ODRADEK Serge Meurant

I was born in Ixelles on February 8, 1946.

My childhood was happy. I grew up in an intellectually privileged environment. My father was a poet and folklorist. My mother, Elisabeth Ivanovsky, had come from her native Bessarabia (Kishineff) to study illustration at La Cambre.
She was and remains for me the source of an inexhaustible imagination.

We were three children and each of us took advantage of this breeding ground. My brother Georges is a painter of great rigor in the pursuit of his luminous work. My sister Anne is an art historian and musicologist.

I have, since adolescence, always practiced poetic writing as a vital exercise.

Poetry is my backbone. She is my breath and my reason for existing. I have never fundamentally doubted its effectiveness in translating the events that marked my existence and the “damaged world” that is ours.

The evolution of my poetry, sometimes dark and tormented, always springing from concrete life, calls for more light. She combines experimentation with language with the precision of human expression, in all its forms, from the most personal to the most anonymous.

The collaboration with painters, sculptors, engravers, photographers, musicians and filmmakers enriches me, it opens my gaze to deadly beauty, in a more sensitive, more concrete way.

Serge Meurant and “the unknowing”. On the need for drawing in order to reconnect with one’s body.

 

The poet Serge Meurant has gone through a metamorphosis. Afflicted by a disease bearing names identifying malfunctions of his organs, this literary and spiritual man realizes that he has a body. Having never practiced any sports or done any physical activities, he did not know himself in flesh and blood.

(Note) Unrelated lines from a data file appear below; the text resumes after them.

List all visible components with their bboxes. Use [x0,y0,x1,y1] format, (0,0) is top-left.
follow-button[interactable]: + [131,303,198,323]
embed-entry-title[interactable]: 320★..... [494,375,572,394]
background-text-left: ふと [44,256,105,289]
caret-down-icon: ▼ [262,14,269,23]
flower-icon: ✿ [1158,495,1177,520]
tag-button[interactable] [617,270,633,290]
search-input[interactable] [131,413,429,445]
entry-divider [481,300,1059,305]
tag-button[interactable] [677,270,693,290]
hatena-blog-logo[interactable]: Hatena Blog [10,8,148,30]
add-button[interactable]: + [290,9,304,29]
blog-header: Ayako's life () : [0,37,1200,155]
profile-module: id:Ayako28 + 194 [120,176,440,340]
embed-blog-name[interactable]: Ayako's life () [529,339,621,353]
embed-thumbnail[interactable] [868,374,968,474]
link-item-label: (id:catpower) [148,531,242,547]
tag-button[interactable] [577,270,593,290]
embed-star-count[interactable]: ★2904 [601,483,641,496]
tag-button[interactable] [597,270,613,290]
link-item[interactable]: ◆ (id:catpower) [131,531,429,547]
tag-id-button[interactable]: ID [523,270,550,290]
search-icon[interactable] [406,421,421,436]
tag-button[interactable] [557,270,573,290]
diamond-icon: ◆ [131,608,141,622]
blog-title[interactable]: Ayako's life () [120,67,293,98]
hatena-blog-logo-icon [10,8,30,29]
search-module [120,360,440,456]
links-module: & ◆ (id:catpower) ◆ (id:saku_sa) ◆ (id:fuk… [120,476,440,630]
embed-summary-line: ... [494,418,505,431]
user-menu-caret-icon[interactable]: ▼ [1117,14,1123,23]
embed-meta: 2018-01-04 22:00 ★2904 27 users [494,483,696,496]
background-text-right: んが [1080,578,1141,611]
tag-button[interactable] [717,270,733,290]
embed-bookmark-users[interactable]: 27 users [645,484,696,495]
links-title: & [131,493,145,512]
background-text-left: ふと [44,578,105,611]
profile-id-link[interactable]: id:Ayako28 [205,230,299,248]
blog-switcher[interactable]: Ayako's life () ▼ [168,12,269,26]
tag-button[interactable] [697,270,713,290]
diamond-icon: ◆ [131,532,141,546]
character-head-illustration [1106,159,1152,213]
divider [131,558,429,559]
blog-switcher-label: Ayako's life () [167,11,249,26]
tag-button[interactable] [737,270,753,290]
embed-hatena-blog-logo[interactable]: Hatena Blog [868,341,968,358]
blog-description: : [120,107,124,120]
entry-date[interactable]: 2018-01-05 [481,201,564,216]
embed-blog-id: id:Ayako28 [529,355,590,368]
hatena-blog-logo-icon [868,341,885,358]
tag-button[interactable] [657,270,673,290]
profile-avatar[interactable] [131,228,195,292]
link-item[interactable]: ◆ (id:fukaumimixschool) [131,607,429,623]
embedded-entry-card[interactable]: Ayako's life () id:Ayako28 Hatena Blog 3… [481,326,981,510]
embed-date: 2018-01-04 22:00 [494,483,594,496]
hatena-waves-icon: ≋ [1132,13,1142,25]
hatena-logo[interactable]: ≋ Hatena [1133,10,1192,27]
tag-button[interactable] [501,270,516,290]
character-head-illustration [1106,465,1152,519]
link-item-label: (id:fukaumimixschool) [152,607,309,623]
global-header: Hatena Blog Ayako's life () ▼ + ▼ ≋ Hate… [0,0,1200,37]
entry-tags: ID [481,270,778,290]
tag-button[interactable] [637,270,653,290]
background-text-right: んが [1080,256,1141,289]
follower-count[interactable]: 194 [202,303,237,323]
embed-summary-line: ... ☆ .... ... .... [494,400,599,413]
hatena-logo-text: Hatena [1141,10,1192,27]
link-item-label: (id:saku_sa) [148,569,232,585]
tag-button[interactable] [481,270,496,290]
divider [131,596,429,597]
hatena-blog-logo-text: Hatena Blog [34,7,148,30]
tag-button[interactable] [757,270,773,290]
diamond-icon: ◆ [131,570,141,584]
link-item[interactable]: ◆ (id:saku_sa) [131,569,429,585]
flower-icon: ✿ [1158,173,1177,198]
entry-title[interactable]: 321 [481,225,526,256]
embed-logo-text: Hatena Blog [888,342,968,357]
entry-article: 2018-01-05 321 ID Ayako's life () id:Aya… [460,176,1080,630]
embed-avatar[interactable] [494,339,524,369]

Hospitalized, he meets a surgeon, who, like a seamstress, draws a “pattern” to make him see what he will “cut out” and “sew”. Challenged by this work, Serge Meurant becomes aware of his body as a construction site on which the surgeon will use his tools and skills.

 

While the operation is being prepared, the poet measures himself against the disease by writing and composing texts on the future of his body. Via the images of the scanners, he observes his own inside.

When waking up after the intervention, suffering the outbreaks of pain, he begins to sing at the top of his lungs to mark his presence to the world. Having become thunderous, he ex-ists by loudly expressing his desire to ‘be’ and his agreement with life.

 

Extremely receptive to what happens to him, namely his change of condition, with his body modified as a consequence of the operation, he decides to express himself through drawing. He no longer gives voice to his hand, but rather lets it show how he feels. Flayed from the inside, feverish, he condenses vital energies which he did not know until then, allowing him to reconcile his body with his mind.

Thanks to the disease, the poet feels involved in a bodily vibratory process that gives him access to a practice of “the unknowing”. Diverted from articulated language and known words, his hand begins to act in concert with this desire to live that affects his mind by making it more sensitive and open to what he feels physically. His hand has given birth to small free and independent drawings which by the depth of the ink reveal a spiritual expression.

This flayed man has therefore abandoned the axes of reasonable representation to set up a concept of “ignorance” that finally gives us the opportunity to abandon the known. Serge Meurant invites us to meet our otherness and gives us a tremendous lesson in desiring to live outside the official registers.

In connivance, Michelle Corbisier, his companion, will exhibit her engravings alongside charcoals by Mouna Ikhlassy and drawings by Kiran Katara and Niki Kokkinos.